The rise of analytics
- Illustrate how the rise of data analytics capabilities is enabled by data availability, advances in computing power, new algorithms, and maturing analytics processes.
- Distinguish between descriptive, predictive, and prescriptive analytics.
- Explore the Python and Jupyter analytics ecosystem (exercise).
Data preparation and exploration
- Describe variables, relationships between variables, and underlying structure in the data (e.g., clusters).
- Prepare and explore data sets using appropriate descriptive and visual techniques.
- Explain the role of exploratory data analysis in business decision-making.
Analytical data architecture
- Outline the architecture of data warehouses.
- Explain dimensional modeling concepts and common schemata.
- Design fact and dimension schemata from business questions and operational data.
Regression I
- Explain the stages of a model-based analytics workflow using linear regression as an example.
- Interpret linear regression models, including coefficients, OLS estimation, and model evaluation.
- Describe how regression models are implemented in Python.
Regression II
- Understand and assess multiple regression models, including refinement strategies and key assumptions.
- Distinguish between inference- and prediction-oriented modeling and their implications for business contexts.

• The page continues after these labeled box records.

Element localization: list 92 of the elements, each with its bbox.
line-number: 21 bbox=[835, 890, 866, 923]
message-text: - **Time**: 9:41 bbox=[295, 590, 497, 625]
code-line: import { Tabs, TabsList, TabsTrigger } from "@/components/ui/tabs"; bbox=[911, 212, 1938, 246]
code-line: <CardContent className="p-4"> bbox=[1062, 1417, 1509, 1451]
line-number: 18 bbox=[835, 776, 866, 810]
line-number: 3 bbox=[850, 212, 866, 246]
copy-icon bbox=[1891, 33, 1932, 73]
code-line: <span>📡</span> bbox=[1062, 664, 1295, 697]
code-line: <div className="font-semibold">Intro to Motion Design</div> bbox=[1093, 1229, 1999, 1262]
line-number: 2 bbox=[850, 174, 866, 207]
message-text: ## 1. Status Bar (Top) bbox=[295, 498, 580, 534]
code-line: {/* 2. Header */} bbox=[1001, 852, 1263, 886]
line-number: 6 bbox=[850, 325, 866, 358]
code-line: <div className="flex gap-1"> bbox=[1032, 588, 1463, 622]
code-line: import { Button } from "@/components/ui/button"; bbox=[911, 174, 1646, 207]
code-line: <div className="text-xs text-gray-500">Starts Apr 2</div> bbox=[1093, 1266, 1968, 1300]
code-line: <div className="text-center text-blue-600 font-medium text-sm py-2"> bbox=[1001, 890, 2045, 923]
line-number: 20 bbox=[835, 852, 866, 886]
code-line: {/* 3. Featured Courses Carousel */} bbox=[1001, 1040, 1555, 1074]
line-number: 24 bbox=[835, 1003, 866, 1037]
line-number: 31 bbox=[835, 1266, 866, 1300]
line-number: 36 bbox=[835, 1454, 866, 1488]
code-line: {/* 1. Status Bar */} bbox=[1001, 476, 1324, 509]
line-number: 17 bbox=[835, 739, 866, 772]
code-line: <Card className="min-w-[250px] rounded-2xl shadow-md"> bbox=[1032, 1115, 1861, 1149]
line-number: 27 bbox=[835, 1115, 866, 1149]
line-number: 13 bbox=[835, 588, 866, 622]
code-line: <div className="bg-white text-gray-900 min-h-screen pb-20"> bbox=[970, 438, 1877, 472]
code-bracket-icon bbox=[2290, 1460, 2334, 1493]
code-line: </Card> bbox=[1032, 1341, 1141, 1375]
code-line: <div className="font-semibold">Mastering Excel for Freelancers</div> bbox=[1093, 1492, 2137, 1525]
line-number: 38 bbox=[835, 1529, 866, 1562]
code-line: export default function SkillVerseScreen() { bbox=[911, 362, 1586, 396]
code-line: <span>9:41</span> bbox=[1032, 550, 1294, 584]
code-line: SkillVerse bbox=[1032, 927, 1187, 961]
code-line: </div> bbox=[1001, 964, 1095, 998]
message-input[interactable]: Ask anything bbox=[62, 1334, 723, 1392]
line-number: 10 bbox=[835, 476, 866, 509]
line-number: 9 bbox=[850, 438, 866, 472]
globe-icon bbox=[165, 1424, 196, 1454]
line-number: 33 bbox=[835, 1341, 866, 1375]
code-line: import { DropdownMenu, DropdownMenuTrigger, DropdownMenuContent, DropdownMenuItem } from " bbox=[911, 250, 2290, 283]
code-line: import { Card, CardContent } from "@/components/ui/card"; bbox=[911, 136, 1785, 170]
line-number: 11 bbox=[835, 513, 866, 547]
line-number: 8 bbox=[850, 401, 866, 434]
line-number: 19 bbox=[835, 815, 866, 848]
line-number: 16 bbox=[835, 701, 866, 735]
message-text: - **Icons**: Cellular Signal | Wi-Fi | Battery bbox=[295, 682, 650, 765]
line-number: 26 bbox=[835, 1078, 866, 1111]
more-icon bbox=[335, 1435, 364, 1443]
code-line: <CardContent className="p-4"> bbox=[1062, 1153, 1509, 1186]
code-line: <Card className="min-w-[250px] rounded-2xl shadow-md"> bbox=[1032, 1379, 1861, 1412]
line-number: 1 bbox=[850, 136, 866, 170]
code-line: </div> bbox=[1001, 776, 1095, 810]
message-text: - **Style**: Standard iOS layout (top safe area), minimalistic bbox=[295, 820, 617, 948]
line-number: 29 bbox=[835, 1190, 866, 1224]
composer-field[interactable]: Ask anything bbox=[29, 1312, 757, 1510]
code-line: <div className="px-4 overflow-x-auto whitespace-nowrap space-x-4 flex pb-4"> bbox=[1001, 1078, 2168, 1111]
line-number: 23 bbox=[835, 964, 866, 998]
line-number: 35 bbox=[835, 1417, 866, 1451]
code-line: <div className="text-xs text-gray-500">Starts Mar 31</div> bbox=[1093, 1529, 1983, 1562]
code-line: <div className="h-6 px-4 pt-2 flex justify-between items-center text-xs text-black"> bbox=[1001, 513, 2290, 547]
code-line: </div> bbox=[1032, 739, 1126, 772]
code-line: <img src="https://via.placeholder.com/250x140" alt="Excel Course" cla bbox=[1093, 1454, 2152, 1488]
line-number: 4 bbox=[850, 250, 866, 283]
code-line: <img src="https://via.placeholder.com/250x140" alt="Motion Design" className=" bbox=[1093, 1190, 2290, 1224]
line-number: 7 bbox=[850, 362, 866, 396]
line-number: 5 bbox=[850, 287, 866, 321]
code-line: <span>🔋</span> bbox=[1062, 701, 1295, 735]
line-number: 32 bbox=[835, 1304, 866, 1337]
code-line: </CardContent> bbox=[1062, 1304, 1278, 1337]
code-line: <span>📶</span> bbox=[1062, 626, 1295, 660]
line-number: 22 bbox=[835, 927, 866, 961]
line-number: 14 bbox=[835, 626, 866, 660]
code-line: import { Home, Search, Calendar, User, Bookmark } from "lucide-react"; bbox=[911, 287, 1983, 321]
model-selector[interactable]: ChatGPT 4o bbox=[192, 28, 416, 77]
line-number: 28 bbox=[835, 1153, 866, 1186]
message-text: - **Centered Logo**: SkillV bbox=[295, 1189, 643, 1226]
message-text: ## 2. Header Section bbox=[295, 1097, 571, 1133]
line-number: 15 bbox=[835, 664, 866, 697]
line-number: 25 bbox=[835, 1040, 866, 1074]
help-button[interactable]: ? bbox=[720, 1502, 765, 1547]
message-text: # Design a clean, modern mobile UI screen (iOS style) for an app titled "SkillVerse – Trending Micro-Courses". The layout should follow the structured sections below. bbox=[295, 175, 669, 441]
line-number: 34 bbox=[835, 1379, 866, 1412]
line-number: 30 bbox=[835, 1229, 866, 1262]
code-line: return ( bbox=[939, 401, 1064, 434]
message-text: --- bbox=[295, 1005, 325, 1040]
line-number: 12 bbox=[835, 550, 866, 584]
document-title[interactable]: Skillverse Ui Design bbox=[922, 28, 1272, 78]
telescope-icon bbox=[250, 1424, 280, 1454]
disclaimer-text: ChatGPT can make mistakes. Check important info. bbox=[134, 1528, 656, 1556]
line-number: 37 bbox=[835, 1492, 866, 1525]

- Explain logistic regression as a probabilistic classification model and its role as a bridge to machine learning.
Machine learning I
- Distinguish between supervised and unsupervised machine learning approaches and explain the generalization problem in supervised machine learning.
- Describe the workflow of supervised machine learning, including feature engineering, train–test splitting, model training, cross-validation, and evaluation.
- Assess the performance of machine learning models, using the confusion matrix and metrics such as precision, recall and F1 score.
- Connect conceptual machine learning procedures to Python implementations, including preprocessing, model training, and evaluation using scikit-learn. (see exercise)
Machine learning II
- Compare selected supervised machine learning algorithms with respect to their assumptions, flexibility, interpretability, and typical application scenarios.
- Explain the mechanics of selected algorithms, including distance-based classification (k-NN), recursive partitioning (decision trees), and layered weighted transformations (neural networks).
- Select and justify an appropriate method for a given predictive task, taking into account data characteristics, performance metrics, and trade-offs between interpretability and predictive power.
Big data I
- Explain the characteristics of big data and their implications for analytics workflows.
- Assess key challenges of big data, including scalability, heterogeneity, and data quality.
- Outline distributed data architectures and their role in large-scale analytics.
Big data II
- Explain the characteristics and challenges of unstructured data sources (e.g., text, social media, spatial data).
- Acquire and preprocess large-scale or unstructured data using APIs and appropriate tools in Python.
- Apply large language models or other scalable methods to extract, classify, or summarize unstructured data.
- Evaluate the reliability, bias, and limitations of API- and LLM-based analytics workflows.
Analytics in organizations
- Explain the strategic role of data analytics in data-driven organizations.
- Discuss the ethical and legal boundaries of data analytics in organizations.
Integration and exam preparation
- Summarize how learnings integrate across the semester.
- Resolve remaining questions for exam preparation.